In the article “Workers' Struggle in Maruti Suzuki” (Op-Ed Page, September 28), the authors have left out the management's view, thus distorting the picture.
At the heart of the problem at Maruti Suzuki India Ltd.'s plant in Manesar, Haryana, is the fact that for over two months, a section of workers had been displaying indiscipline on the shop floor. They refused to follow instructions of supervisors and managers, resorted to go-slow, violated processes and systems and even manhandled a supervisor. This culminated in some workers deliberately causing quality problems in cars. They caused dents in cars and damaged components fitted on them.
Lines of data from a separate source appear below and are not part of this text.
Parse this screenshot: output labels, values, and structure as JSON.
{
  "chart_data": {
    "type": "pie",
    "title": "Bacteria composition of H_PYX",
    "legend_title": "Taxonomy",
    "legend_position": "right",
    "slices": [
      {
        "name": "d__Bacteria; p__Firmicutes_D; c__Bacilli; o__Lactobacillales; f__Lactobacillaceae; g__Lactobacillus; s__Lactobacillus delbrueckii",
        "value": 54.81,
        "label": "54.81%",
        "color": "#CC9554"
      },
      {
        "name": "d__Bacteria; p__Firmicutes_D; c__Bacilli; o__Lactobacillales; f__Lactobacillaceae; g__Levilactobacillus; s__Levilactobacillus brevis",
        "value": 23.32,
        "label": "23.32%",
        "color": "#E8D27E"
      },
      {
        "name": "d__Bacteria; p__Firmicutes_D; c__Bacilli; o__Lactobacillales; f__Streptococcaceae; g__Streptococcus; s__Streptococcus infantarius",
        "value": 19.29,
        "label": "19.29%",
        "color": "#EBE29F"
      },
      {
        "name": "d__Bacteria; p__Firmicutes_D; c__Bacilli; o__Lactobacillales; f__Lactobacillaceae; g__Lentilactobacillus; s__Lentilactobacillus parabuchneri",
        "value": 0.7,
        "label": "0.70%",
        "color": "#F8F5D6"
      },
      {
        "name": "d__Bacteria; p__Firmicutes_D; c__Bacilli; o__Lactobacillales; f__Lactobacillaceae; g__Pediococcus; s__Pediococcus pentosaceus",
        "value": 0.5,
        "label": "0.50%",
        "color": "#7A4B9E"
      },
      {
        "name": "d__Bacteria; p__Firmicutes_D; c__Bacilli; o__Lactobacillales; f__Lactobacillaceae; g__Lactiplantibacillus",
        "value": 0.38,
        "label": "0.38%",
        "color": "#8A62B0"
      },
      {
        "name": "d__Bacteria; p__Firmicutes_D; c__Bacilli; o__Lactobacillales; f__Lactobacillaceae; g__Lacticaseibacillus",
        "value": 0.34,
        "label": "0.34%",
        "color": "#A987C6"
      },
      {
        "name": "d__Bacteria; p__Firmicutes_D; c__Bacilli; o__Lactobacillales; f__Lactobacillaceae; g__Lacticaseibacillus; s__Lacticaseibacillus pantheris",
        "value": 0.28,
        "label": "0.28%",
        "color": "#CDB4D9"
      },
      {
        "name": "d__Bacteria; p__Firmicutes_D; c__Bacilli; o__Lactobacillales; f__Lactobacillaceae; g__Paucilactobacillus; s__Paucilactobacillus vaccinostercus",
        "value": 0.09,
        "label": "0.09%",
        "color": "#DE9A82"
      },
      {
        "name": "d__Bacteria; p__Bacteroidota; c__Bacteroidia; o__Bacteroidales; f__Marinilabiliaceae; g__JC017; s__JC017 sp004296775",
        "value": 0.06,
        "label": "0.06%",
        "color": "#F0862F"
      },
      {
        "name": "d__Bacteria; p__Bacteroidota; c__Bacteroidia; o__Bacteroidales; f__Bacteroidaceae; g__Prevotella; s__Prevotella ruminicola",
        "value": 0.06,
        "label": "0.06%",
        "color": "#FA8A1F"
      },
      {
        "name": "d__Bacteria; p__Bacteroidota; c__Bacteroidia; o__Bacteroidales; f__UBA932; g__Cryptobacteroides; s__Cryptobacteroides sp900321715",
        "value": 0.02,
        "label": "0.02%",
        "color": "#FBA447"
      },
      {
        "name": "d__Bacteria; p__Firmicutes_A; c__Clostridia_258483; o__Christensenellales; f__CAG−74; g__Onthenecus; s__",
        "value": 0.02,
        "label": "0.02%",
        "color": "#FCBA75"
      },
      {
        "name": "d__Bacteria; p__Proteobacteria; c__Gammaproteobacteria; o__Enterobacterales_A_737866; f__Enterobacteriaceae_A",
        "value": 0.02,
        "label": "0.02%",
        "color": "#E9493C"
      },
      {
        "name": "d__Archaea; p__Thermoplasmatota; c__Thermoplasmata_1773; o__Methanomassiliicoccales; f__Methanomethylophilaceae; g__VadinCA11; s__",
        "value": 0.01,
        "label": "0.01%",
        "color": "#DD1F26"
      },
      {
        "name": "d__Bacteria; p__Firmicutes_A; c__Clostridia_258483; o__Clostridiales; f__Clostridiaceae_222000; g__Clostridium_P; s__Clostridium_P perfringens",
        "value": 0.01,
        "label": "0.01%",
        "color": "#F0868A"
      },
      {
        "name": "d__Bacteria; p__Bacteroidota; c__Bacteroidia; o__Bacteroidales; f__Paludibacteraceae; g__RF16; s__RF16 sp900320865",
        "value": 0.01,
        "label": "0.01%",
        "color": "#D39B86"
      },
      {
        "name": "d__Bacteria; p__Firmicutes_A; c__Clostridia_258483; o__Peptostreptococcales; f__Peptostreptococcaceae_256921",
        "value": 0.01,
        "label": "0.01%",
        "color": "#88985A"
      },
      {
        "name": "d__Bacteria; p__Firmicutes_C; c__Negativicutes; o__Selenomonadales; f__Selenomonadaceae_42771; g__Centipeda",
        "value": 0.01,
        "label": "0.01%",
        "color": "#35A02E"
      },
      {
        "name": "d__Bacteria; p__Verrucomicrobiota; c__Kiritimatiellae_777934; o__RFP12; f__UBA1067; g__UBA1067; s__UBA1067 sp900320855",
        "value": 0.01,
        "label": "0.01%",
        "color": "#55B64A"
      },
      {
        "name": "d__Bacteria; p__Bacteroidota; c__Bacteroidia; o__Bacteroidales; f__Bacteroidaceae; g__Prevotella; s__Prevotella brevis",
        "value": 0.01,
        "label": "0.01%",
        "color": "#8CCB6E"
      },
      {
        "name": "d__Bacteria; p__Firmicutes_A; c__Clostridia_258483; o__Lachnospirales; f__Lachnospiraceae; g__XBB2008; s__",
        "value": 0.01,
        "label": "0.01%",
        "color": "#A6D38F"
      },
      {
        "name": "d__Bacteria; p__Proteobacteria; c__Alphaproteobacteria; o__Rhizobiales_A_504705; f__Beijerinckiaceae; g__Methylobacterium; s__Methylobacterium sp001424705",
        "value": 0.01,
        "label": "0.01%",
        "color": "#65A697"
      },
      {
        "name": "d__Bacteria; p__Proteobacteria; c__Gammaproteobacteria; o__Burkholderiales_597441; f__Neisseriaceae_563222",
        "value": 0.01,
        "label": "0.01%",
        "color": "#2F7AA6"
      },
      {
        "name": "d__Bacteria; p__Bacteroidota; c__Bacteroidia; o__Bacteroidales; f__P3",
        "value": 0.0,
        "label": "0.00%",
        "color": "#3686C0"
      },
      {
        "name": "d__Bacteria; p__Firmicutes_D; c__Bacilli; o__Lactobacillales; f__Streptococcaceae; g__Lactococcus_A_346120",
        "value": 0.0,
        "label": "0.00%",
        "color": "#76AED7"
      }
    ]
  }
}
Once this was detected in the internal quality checks, the management decided to halt production. Workers were asked to sign a good conduct bond before resuming work. The good conduct bond is derived from the Certified Standing Orders, and is to get workers to reaffirm that they will follow discipline on the shop floor. A management is well within its rights to seek this reassurance, especially after such gross acts of indiscipline that potentially hurt customers.
As matters stand today, workers' representatives are willing to sign the good conduct bond. Their only demand is withdrawal of disciplinary action against 62 workers, including those who have publicly beaten up supervisors. The issues raised in the article have little relevance or material impact on the situation. They are not the subject of discussion in any negotiations between the workers and the management.
The Maruti Suzuki worker is among the best paid for his category of skill, qualification and experience. In fact, a generation of Maruti workers has benefitted from unprecedented prosperity and well being. A Maruti Suzuki worker who has served for five years earns Rs.3 lakh per year. Those with 10 years' experience receive Rs.4.5 lakh. Workers who have served since inception could be earning about Rs.6.8 lakh per annum. All of them are entitled to medical cover which is comprehensive and of the best quality. Among those who have served for a certain length of time, nearly 90 per cent own a home. Nearly 70 per cent own a car. This, as also quality education for children, has been facilitated by the company. Most children of workers are pursuing professional courses from reputed institutes.
This has been possible because the management and workers at the company have moved together as one team. There are robust systems, including a recognised union of employees, to address workers' interests. The workers have reciprocated by aligning themselves to the interests of the company and the business. Many of the company's manufacturing and quality processes have been evolved by the workers, by organising themselves into Quality Circles and other participative forums. They have shunned the rhetoric by the self-styled guardians of workers, and focused on what is good for them and their company.
The management remains convinced that but for a small section of misguided people, the large majority of workers are committed and hard working. This is contrary to the picture the article seeks to present.
As for the argument that the Indian operation accounts for a growing share of Suzuki's global business, there is nothing new in this point. Nor is it relevant to the issue.
Growing profitability in India has also meant much greater investment in the Indian operations. It has meant strong focus on developing R&D capability, instituting the best manufacturing practices and setting up infrastructure in India. Maruti Suzuki is investing Rs.6,000 crore in new facilities and a world-class R&D test course over a three-year time frame. The entire investment, like all Maruti Suzuki investments so far, is from internal accruals (reserves from profits earned).
India's growing importance in the global business is a well-accepted fact across sectors and industries. It has no bearing at all on the issue at hand. Rather, that is a pointer that Indian operations are generating more and more jobs and prosperity which, ultimately, is the best way to serve workers' interests.
(The author is General Manager-Corporate, Maruti Suzuki India Limited.)